Die Forscher der internationalen BASE-Kollaboration vergleichen die fundamentalen Eigenschaften von Protonen und Antiprotonen mit höchster Präzision, in der vorliegenden Studie das magnetische Moment, welches man sich etwa wie einen Miniatur-Stabmagneten vorstellen kann. Gemessen wird der sogenannte g-Faktor, der die magnetische Feldstärke angibt. „Die Frage ist praktisch, ob das Antiproton genauso magnetisch ist wie das Proton“, erklärt der Sprecher der BASE-Gruppe, Stefan Ulmer von RIKEN in Japan. „Das ist das Rätsel, dem wir auf der Spur sind.“

Die BASE-Gruppe hatte dazu bereits im Januar dieses Jahres für das Antiproton eine hochgenaue Messung des g-Faktors veröffentlicht, die nun noch übertroffen wird. Die jetzige Hochpräzisionsmessung ergab den g-Faktor auf neun signifikante Stellen genau. Das ist in etwa so, als ob man den Erdumfang mit einer Genauigkeit von vier Zentimetern bestimmen wollte. Der Wert von 2,7928473441(42) ist 350-mal genauer als das im Januar publizierte Ergebnis. Dazu haben die Wissenschaftler erstmals zwei Antiprotonen verwendet und sie mit einem System aus zwei Penningfallen analysiert. „Auf dem Gebiet der Präzisionsphysik ist eine Genauigkeitssteigerung von einem Faktor 10 in einem Jahrzehnt schon ein Durchbruch, das hier Erreichte ist nahezu einzigartig“, so Klaus Blaum, Leiter der Abteilung „Gespeicherte und gekühlte Ionen“ am MPIK.

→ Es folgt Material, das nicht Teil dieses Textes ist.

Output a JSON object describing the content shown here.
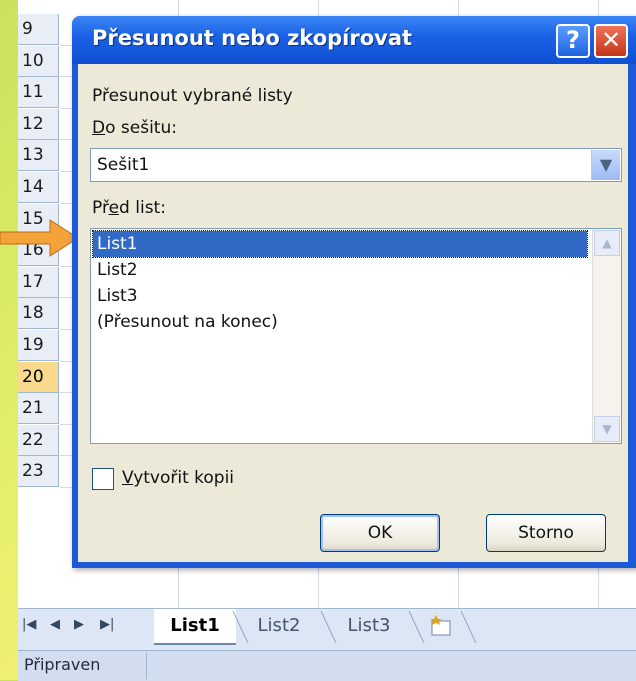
{
  "sheet": {
    "row_numbers": [
      "9",
      "10",
      "11",
      "12",
      "13",
      "14",
      "15",
      "16",
      "17",
      "18",
      "19",
      "20",
      "21",
      "22",
      "23"
    ],
    "active_row": "20"
  },
  "dialog": {
    "title": "Přesunout nebo zkopírovat",
    "help_label": "?",
    "close_label": "✕",
    "move_selected_label": "Přesunout vybrané listy",
    "to_workbook_label_pre": "",
    "to_workbook_label_ul": "D",
    "to_workbook_label_post": "o sešitu:",
    "workbook_value": "Sešit1",
    "before_sheet_label_pre": "Př",
    "before_sheet_label_ul": "e",
    "before_sheet_label_post": "d list:",
    "sheets": [
      "List1",
      "List2",
      "List3",
      "(Přesunout na konec)"
    ],
    "selected_sheet": "List1",
    "copy_label_ul": "V",
    "copy_label_post": "ytvořit kopii",
    "copy_checked": false,
    "ok_label": "OK",
    "cancel_label": "Storno"
  },
  "tabs": {
    "items": [
      "List1",
      "List2",
      "List3"
    ],
    "active": "List1",
    "nav_first": "|◀",
    "nav_prev": "◀",
    "nav_next": "▶",
    "nav_last": "▶|"
  },
  "status": {
    "text": "Připraven"
  },
  "colors": {
    "titlebar": "#1c62e6",
    "selection": "#316ac5",
    "active_row_header": "#f9d98b"
  }
}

Antiprotonen bis zur Analyse ein Jahr lang gespeichert

Antiprotonen werden am CERN künstlich erzeugt und von den Forschern für Versuche in einer Reservoirfalle gespeichert. Die Antiprotonen für das jetzige Experiment stammten aus dem Jahr 2015 und wurden zwischen August und Dezember 2016 vermessen – auch dies eine kleine Sensation, da eine so lange Antimaterie-Speicherzeit bislang noch nicht dokumentiert ist. Normalerweise würden Antiprotonen in kürzester Zeit in Kontakt mit Materie annihilieren, beispielsweise in der Raumluft. Die Speicherung erfolgte für 405 Tage in einem Vakuum, das zehnmal weniger Teilchen enthielt als der interstellare Raum. Insgesamt wurden 16 Antiprotonen verbraucht, die teilweise auf eine Temperatur nahe dem absoluten Nullpunkt bei minus 273 Grad Celsius gekühlt waren.

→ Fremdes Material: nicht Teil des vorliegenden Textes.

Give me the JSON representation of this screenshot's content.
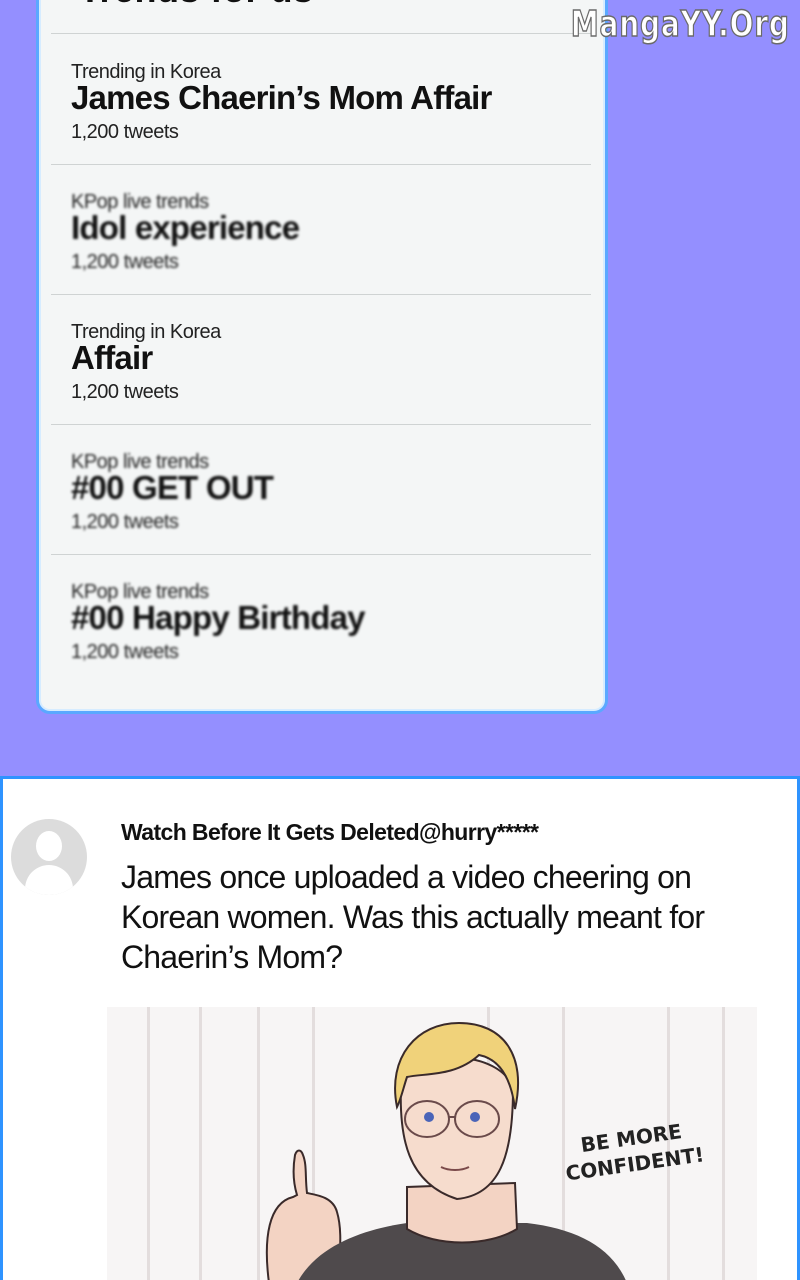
{
  "watermark": "MangaYY.Org",
  "card": {
    "title": "Trends for us",
    "trends": [
      {
        "category": "Trending in Korea",
        "name": "James Chaerin’s Mom Affair",
        "count": "1,200 tweets"
      },
      {
        "category": "KPop live trends",
        "name": "Idol experience",
        "count": "1,200 tweets"
      },
      {
        "category": "Trending in Korea",
        "name": "Affair",
        "count": "1,200 tweets"
      },
      {
        "category": "KPop live trends",
        "name": "#00 GET OUT",
        "count": "1,200 tweets"
      },
      {
        "category": "KPop live trends",
        "name": "#00 Happy Birthday",
        "count": "1,200 tweets"
      }
    ]
  },
  "post": {
    "handle": "Watch Before It Gets Deleted@hurry*****",
    "text": "James once uploaded a video cheering on Korean women. Was this actually meant for Chaerin’s Mom?",
    "speech_bubble": "BE MORE CONFIDENT!"
  }
}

Das neue Prinzip beruht auf dem Zusammenspiel von zwei Penningfallen. Solche Fallen halten die Antiprotonen durch elektrische und magnetische Felder fest. Die bisherigen Messungen waren durch eine starke magnetische Inhomogenität in der Analysefalle limitiert. Um diese Schranke zu durchbrechen, fügten die Wissenschaftler eine zweite Falle mit einem Magnetfeld hoher Homogenität hinzu. „Damit haben wir eine Methode angewandt, die Messungen mit höherer Präzision ermöglicht“, erklärt Ulmer. „Diese Messung mit Antiprotonen zum Laufen zu bringen ist extrem schwierig, und wir haben seit zehn Jahren daran gearbeitet. Der schlussendliche Durchbruch ist uns durch die bahnbrechende Idee, die Messung mit zwei Teilchen durchzuführen, gelungen.“ Messgrößen sind zwei Frequenzen, aus denen sich der g-Faktor ergibt.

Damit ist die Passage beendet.